A company that gave office space to "Super Size Me" director Morgan Spurlock in return for a share in the company that made the hit film about eating fast food is suing him for $40 million.
NEW YORK (Reuters) -- A company that gave office space to "Super Size Me" director Morgan Spurlock in return for a share in the company that made the hit film about eating fast food is suing him for $40 million.
Attorney Bill Kelly said on May 18 that client Cast Iron Partners, which helps start-up companies with office space and business advice, took a 25% share in Spurlock's company in early 2002 and was suing for his failure to share profits.
"We bet on this long shot and it hit and they're basically trying to keep all the money," Kelly told Reuters.

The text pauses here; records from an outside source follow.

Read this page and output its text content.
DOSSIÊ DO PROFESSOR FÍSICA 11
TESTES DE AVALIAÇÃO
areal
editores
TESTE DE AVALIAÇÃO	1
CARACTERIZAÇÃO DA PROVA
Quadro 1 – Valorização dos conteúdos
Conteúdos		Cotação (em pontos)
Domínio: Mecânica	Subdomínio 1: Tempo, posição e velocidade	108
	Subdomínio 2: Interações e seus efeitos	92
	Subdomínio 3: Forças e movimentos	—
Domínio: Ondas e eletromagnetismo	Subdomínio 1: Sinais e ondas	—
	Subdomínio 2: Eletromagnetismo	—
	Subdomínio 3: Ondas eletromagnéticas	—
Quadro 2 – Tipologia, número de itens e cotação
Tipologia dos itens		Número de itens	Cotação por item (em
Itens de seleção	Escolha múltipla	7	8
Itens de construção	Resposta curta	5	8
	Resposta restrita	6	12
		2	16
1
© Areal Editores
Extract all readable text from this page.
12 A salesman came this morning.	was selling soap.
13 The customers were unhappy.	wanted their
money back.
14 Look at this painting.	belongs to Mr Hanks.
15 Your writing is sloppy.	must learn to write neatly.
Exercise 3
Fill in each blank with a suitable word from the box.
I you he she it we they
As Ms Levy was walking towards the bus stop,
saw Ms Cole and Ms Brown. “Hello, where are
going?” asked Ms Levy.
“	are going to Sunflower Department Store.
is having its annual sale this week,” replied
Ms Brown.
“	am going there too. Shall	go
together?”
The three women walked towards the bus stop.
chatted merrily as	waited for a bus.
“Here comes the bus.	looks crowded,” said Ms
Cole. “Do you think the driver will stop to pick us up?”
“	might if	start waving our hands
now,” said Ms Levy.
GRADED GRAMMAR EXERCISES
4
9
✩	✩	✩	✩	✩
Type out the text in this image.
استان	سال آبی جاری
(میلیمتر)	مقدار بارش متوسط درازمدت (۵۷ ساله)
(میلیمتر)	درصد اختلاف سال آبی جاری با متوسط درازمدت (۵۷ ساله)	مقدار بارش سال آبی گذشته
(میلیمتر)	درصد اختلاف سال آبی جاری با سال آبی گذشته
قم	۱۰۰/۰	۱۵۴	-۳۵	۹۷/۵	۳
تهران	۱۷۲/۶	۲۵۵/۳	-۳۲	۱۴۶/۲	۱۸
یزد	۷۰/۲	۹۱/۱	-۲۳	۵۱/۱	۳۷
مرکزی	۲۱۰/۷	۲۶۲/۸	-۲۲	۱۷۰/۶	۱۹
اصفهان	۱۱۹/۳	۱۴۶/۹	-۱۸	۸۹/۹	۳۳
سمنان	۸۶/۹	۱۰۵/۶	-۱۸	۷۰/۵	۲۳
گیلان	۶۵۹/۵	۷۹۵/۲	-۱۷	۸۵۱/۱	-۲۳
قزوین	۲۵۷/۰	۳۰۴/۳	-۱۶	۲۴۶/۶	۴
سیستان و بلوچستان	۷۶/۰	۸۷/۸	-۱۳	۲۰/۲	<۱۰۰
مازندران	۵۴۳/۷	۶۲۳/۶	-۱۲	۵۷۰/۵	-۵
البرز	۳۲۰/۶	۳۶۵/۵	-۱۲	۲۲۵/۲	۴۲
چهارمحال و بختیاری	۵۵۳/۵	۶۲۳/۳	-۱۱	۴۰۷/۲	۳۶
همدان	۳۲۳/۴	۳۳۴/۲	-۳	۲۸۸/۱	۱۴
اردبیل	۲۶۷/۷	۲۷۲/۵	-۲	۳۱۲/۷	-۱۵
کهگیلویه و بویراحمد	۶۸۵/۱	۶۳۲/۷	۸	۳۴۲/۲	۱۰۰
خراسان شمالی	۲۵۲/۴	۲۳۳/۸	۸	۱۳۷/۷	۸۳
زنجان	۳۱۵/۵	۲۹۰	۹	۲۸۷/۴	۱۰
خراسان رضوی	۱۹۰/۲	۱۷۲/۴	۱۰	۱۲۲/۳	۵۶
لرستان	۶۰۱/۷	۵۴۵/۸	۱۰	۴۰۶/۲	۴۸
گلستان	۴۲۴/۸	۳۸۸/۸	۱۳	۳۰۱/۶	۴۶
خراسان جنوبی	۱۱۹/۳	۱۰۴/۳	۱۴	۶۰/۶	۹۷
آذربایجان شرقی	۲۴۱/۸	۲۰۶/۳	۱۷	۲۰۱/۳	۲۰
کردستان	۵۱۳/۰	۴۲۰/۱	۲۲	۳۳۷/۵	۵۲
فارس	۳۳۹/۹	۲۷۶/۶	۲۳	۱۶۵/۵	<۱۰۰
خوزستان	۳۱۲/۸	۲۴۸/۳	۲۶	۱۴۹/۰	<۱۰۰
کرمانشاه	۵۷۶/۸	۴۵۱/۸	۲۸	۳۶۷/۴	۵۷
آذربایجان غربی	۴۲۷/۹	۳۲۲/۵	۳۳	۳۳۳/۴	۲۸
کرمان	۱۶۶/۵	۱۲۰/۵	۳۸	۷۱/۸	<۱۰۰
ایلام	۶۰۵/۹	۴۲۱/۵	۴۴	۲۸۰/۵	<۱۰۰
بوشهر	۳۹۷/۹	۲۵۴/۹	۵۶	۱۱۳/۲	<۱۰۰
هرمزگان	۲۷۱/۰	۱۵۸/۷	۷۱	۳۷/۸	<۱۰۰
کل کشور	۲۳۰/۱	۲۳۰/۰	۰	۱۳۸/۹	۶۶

Spurlock said that the Oscar-nominated film, in which he eats only McDonald's fast food for a month, had grossed around $30 million after playing in some 65 countries. But he said he had seen little of the money since so much went to pay for distribution and other costs.
"I personally haven't even made close to that. I haven't even made a million dollars," he told Reuters in an interview on May 16 while promoting a new book.
The suit, filed at the New York Supreme Court, accuses Spurlock of "engaging in self-interested and wasteful activities" and diverting assets into a new company.
Spurlock could not immediately be contacted for comment but his lawyer, speaking by telephone from the Film Festival in Cannes, France, called the suit baseless.
"I haven't had the opportunity to read it but as reported to me the claim is baseless and without merit," Spurlock's attorney John Sloss said. The suit was filed on May 16.
Kelly said his clients had repeatedly tried to discuss with Spurlock when they would be paid a dividend from the profits of the film, which was nominated for an Oscar this year after it won the Director's Award at the 2004 Sundance Film Festival.